Standards Review and Survey Summary


The value of standards for health datasets in artificial intelligence-based applications

Dr Anmol Arora


The STANDING Together initiative aims to create a robust set of recommendations to encourage transparency (documentation of 'who' is represented, and 'how' they are represented) of health datasets used for healthcare AI development. 

What was this study about?

This Nature Medicine study is the first stage of the STANDING Together project, aiming to explore existing standards, frameworks and best practices relating to data diversity in health datasets. The study comprises two parts: a systematic review of existing literature and a survey of expert stakeholder views. In the literature search, we screened over 15,000 publications to identify 30 studies that proposed relevant standards or frameworks, allowing us to identify key principles that are recognised as being important for data diversity. This was well supplemented by the survey of stakeholders, which was able to offer some practical insights into how these can actually be operationalised. 

What did we find?

Key topics were identified: there is a need to document how data is collected, how missing data is handled and how datapoints are labelled.
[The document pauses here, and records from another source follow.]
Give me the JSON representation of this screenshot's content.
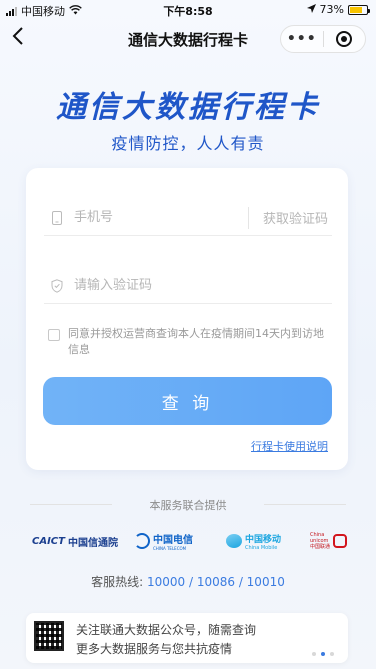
{
  "status_bar": {
    "carrier": "中国移动",
    "time": "下午8:58",
    "battery": "73%",
    "battery_level": 0.73
  },
  "nav": {
    "title": "通信大数据行程卡",
    "more_label": "•••"
  },
  "header": {
    "title": "通信大数据行程卡",
    "subtitle": "疫情防控，人人有责"
  },
  "form": {
    "phone_placeholder": "手机号",
    "get_code_label": "获取验证码",
    "code_placeholder": "请输入验证码",
    "agree_text": "同意并授权运营商查询本人在疫情期间14天内到访地信息",
    "query_label": "查 询",
    "help_link": "行程卡使用说明"
  },
  "providers": {
    "heading": "本服务联合提供",
    "caict_mark": "CAICT",
    "caict_name": "中国信通院",
    "telecom_cn": "中国电信",
    "telecom_en": "CHINA TELECOM",
    "mobile_cn": "中国移动",
    "mobile_en": "China Mobile",
    "unicom_text": "China unicom中国联通"
  },
  "hotline": {
    "label": "客服热线: ",
    "numbers": "10000 / 10086 / 10010"
  },
  "banner": {
    "line1": "关注联通大数据公众号，随需查询",
    "line2": "更多大数据服务与您共抗疫情"
  },
  "colors": {
    "brand": "#1f56c8",
    "accent": "#5ea5f6",
    "link": "#3b7be0"
  }
}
As expected, the need for dataset diversity was well established in literature. Furthermore, the surveyed experts generally favored the development of a robust set of guidelines, but there were mixed views about how these could be practically implemented. For example, there were varying views on how the recommendations could realistically be enforced and who might be responsible for overseeing them. It became clear that there is a need to develop a set of consensus-based recommendations that would be widely accepted, and indeed used, by the AI research community. The outputs of this study directly informed the development of the STANDING Together recommendations for transparency of  health datasets.